Our structure-structure alignment of vSGLT and LeuT also aligns the deduced Na+-binding site of vSGLT (4) precisely to the Na2 site of LeuT (1). Curiously, near this Na+-binding site and below Tyr-263 of vSGLT, there is an empty pocket formed by TM1′, -3′, -6′, and -8′, which are aligned to the TMs that enclose the S1 site of LeuT. In the inward-facing conformation of vSGLT, this pocket is highly exposed to the intracellular water phase (3, 4). Although the carboxyl group of the S1 substrate in LeuT directly coordinates the bound Na+ in the Na1 site and is in close vicinity to Na2 (with a COM distance of ∼6.5 Å), the substrate bound in the Se site in vSGLT is significantly further away from the crystallographically identified single Na+ site (with a COM distance of ∼14.5 Å).
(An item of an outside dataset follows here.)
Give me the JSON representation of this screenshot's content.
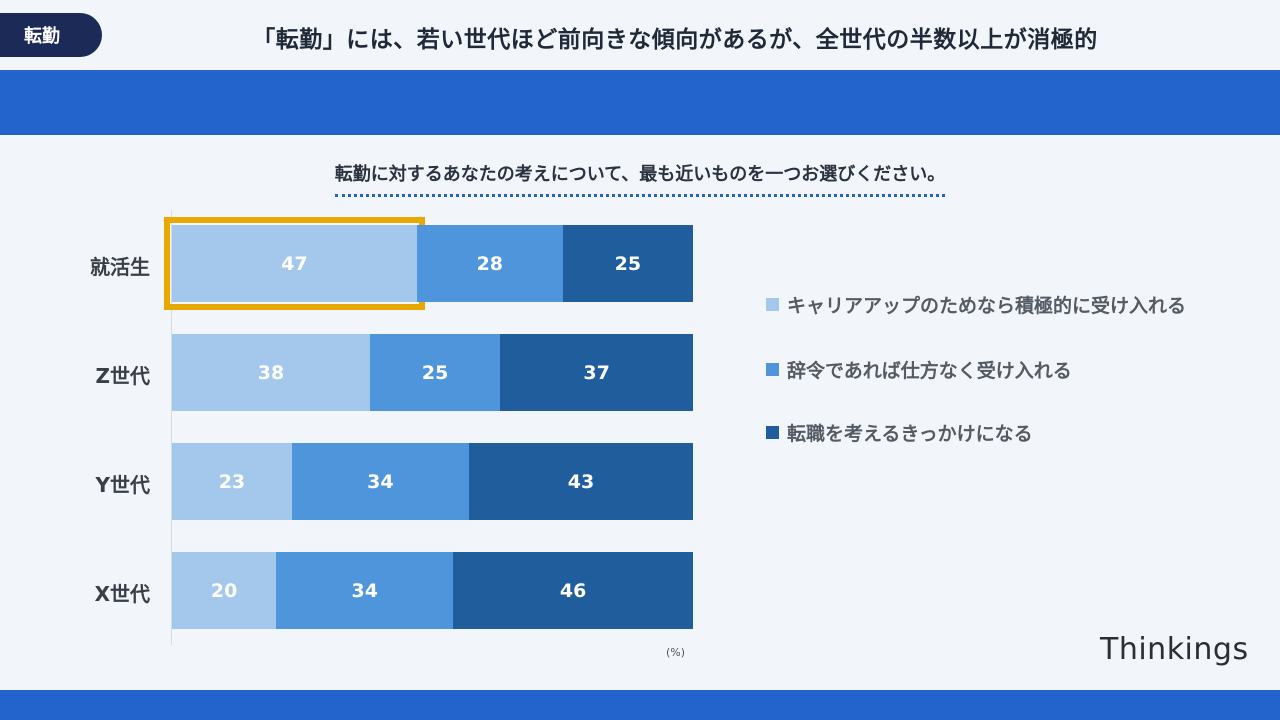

Thus, we hypothesize that in another conformational state the pocket below Tyr-263 in vSGLT may form a central substrate-binding site that is close to that Na+ site. In the following, we termed this pocket of vSGLT as the central substrate (Sc) site, which structurally aligns with the S1 site of LeuT.
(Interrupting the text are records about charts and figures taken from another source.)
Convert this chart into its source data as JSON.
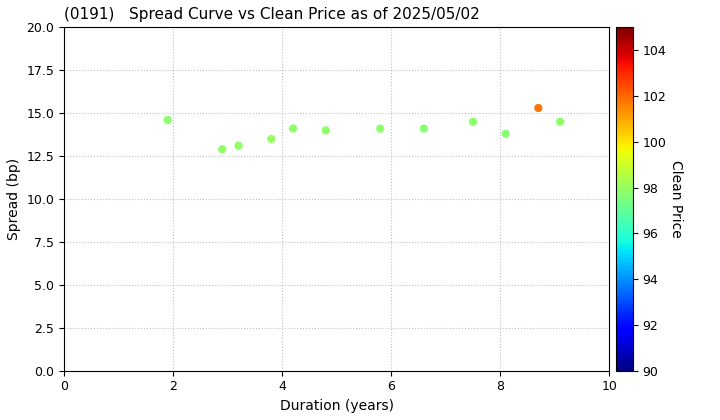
{
  "title": "(0191)   Spread Curve vs Clean Price as of 2025/05/02",
  "xlabel": "Duration (years)",
  "ylabel": "Spread (bp)",
  "colorbar_label": "Clean Price",
  "xlim": [
    0,
    10
  ],
  "ylim": [
    0.0,
    20.0
  ],
  "yticks": [
    0.0,
    2.5,
    5.0,
    7.5,
    10.0,
    12.5,
    15.0,
    17.5,
    20.0
  ],
  "xticks": [
    0,
    2,
    4,
    6,
    8,
    10
  ],
  "colorbar_min": 90,
  "colorbar_max": 105,
  "colorbar_ticks": [
    90,
    92,
    94,
    96,
    98,
    100,
    102,
    104
  ],
  "points": [
    {
      "duration": 1.9,
      "spread": 14.6,
      "price": 97.8
    },
    {
      "duration": 2.9,
      "spread": 12.9,
      "price": 97.9
    },
    {
      "duration": 3.2,
      "spread": 13.1,
      "price": 97.9
    },
    {
      "duration": 3.8,
      "spread": 13.5,
      "price": 98.0
    },
    {
      "duration": 4.2,
      "spread": 14.1,
      "price": 97.8
    },
    {
      "duration": 4.8,
      "spread": 14.0,
      "price": 97.8
    },
    {
      "duration": 5.8,
      "spread": 14.1,
      "price": 97.8
    },
    {
      "duration": 6.6,
      "spread": 14.1,
      "price": 97.7
    },
    {
      "duration": 7.5,
      "spread": 14.5,
      "price": 97.8
    },
    {
      "duration": 8.1,
      "spread": 13.8,
      "price": 97.7
    },
    {
      "duration": 8.7,
      "spread": 15.3,
      "price": 101.8
    },
    {
      "duration": 9.1,
      "spread": 14.5,
      "price": 97.9
    }
  ],
  "background_color": "#ffffff",
  "marker_size": 35,
  "colormap": "jet",
  "figsize": [
    7.2,
    4.2
  ],
  "dpi": 100,
  "title_fontsize": 11,
  "axis_fontsize": 10,
  "tick_fontsize": 9,
  "grid_color": "gray",
  "grid_alpha": 0.5,
  "grid_linestyle": ":",
  "grid_linewidth": 0.8
}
A recent study of PutP using the substituted cysteine-accessibility method (SCAM) supports the presence of the Sc site (42). In this study, labeling of the individual thiol group at residue positions 344, 347, 348, and 351 was reduced in the presence of the substrate proline but not by Na+ alone (42). Interestingly, the aligned residues at these positions in vSGLT face the Sc site, but are not involved in forming the crystallographically identified Se site in vSGLT (Fig. 2D).
Potential Substrate-binding Residues in the Sc Site of vSGLT Align to the S1 Residues of LeuT
To specifically identify the residues in the Sc site that are critical for substrate binding, using the comprehensive vSGLT model constructed and equilibrated previously (20), we first performed induced-fit docking to position a second substrate galactose in the Sc site to identify its optimal poses in the presence of the galactose bound in the Se site.
The resulting poses of galactose in the Sc site were clustered into three groups (Table 1). A representative Sc pose from each group was selected based on the MM/GASA binding energy (see “Experimental Procedures”). After reinsertion of these vSGLT models bound with galactose at both the Sc and Se sites back into the explicit water-membrane simulation system, they were further relaxed and characterized with MD simulations. The MD simulations were carried out until the root mean square deviations of the TM regions plateaued for at least 100 ns (Table 1).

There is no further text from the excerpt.